Poster Presentation First Malaria World Congress 2018

Comparison of ultra-sensitive real-time PCR versus Multiplex Enzyme-linked Immunosorbent assay to detect asymptomatic Plasmodium infections in Eastern Myanmar (#438)

Warat Haohankhunnatham 1 , Ihn Kyung Jang 2 , Smita Das 2 , Kamonchanok Konghahong 1 , Peter Christensen 1 , Jathee Raksuansak 1 , Pase Phattharakokoedbun 1 , Ladda Kajeechiwa 1 , May Myo Thwin 1 , Jacher Wiladphaingen 1 , Clare Ling 1 , Stephane Proux 1 , Gonzalo Domingo 2 , Gilles Delmas 1 3 , Francois Nosten 1 3 , Jordi Landier 1 4
  1. Shoklo Malaria Research Unit, Mahidol-Oxford Tropical Medicine Research Unit,Faculty of Tropical Medicine, Mahidol University, Mae Sot, TAK, Thailand
  2. Program for Appropriate Technology in Health, Seattle, Washington, United States
  3. Centre for Tropical Medicine and Global Health, Nuffield Department of Medicine,University of Oxford, Oxford, United Kingdom
  4. Institut de Recherche pour le Développement, Marseille, France


In South-East Asia, >70% of asymptomatic malaria infections are undetectable by current diagnostic tests, except for ultrasensitive PCR (uPCR). Multiplex enzyme-linked immunosorbent assay (mELISA) detection of parasite antigens could represent a simpler survey tool requiring lower sample volumes. We compared the performance of mELISA with uPCR for the detection of asymptomatic Plasmodium infection.



Venous blood was collected in EDTA tubes from asymptomatic adults in villages of Eastern Myanmar. The uPCR was performed on DNA extracts from 500 µl of pack red blood cells. The mELISA targeting Plasmodium falciparum HRP2 (pfHRP2), Plasmodium spp. LDH (pLDH) and Plasmodium vivax LDH (pvLDH) was performed on 25 μl of whole blood.



Of 1612 samples, 520 Plasmodium infections were identified by uPCR, including 191 P. falciparum positive infections.

Compared to uPCR, the sensitivity and specificity of mELISA were: for P. falciparum, 80.6% (95%CI=74.3-86.0) and 96.6% (95%CI=95.5-97.4); respectively for P. vivax, 87.1% (95%CI=82.7-90.8) and 92.9% (95%CI=91.4-94.2).

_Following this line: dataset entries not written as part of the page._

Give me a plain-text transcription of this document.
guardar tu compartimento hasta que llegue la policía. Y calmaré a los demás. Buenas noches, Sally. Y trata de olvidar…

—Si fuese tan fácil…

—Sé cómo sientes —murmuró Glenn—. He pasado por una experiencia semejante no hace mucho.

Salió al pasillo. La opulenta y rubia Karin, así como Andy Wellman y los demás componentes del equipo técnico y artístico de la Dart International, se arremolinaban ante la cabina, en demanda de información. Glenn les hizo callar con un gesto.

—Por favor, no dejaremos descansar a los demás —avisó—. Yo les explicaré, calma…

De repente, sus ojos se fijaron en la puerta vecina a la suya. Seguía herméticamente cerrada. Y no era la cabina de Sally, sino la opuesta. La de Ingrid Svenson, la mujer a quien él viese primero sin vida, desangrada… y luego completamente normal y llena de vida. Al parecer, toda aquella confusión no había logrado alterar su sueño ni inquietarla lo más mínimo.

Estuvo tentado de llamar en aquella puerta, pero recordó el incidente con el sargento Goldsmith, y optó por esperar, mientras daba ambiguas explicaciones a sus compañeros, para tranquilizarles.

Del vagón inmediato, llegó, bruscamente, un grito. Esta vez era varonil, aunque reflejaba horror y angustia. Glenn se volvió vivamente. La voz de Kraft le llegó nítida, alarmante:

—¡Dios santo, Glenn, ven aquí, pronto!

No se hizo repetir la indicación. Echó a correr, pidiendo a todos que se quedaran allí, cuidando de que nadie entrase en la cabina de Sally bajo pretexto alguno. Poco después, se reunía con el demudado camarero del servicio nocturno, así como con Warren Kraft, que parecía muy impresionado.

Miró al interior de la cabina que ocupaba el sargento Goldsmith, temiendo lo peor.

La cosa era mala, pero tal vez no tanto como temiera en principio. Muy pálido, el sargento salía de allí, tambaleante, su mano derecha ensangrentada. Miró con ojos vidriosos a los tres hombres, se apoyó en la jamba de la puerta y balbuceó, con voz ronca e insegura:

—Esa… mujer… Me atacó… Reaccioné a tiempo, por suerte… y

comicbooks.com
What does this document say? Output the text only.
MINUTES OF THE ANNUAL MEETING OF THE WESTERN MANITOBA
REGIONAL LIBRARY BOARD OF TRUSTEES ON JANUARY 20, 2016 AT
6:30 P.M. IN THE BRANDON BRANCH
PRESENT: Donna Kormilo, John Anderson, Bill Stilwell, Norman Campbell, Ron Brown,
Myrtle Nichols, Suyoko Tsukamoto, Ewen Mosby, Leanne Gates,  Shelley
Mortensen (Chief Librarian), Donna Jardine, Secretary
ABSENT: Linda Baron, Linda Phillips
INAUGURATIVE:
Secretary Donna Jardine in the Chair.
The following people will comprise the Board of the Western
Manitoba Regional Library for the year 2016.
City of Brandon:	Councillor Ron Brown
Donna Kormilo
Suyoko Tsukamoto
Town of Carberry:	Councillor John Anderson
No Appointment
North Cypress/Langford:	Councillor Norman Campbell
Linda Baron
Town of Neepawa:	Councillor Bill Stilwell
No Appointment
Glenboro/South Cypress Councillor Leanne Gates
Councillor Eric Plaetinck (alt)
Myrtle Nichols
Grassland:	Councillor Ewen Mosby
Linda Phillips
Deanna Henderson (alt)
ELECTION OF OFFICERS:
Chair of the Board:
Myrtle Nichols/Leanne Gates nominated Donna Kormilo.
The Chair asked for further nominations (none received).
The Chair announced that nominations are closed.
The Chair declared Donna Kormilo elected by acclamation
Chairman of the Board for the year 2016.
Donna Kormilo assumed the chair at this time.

mELISA identified correctly 88% (132/150) samples positive for P. falciparum by uPCR with >100 parasites/mL, but only 54% (22/41) samples with <100 parasites/mL.  Yet 55% (27/49) samples mELISA positive/uPCR negative for P. falciparum had evidence of Plasmodium DNA. Likewise uPCR identified 84% (125/148) samples positive for P. falciparum by mELISA with pfHRP2>10pg/mL, but only 55% (29/55) samples with pfHRP2<10 pg/mL, and 57% (21/37) of uPCR positive, mELISA negative samples for P. falciparum presented evidence of Plasmodium antigens.

Across 39 villages, the correlation coefficient between P. falciparum, P. vivax, and all Plasmodium prevalence measured by mELISA and by uPCR was high, respectively 0.96, 0.93 and 0.97.



The sensitivity and specificity of the mELISA compared to uPCR were around 80% and 95% respectively. Below 100 parasites/mL or pfHRP2 concentration 10 picograms/mL, the discordances between the two methods increased.   At village-level, uPCR prevalence could be reliably estimated by mELISA.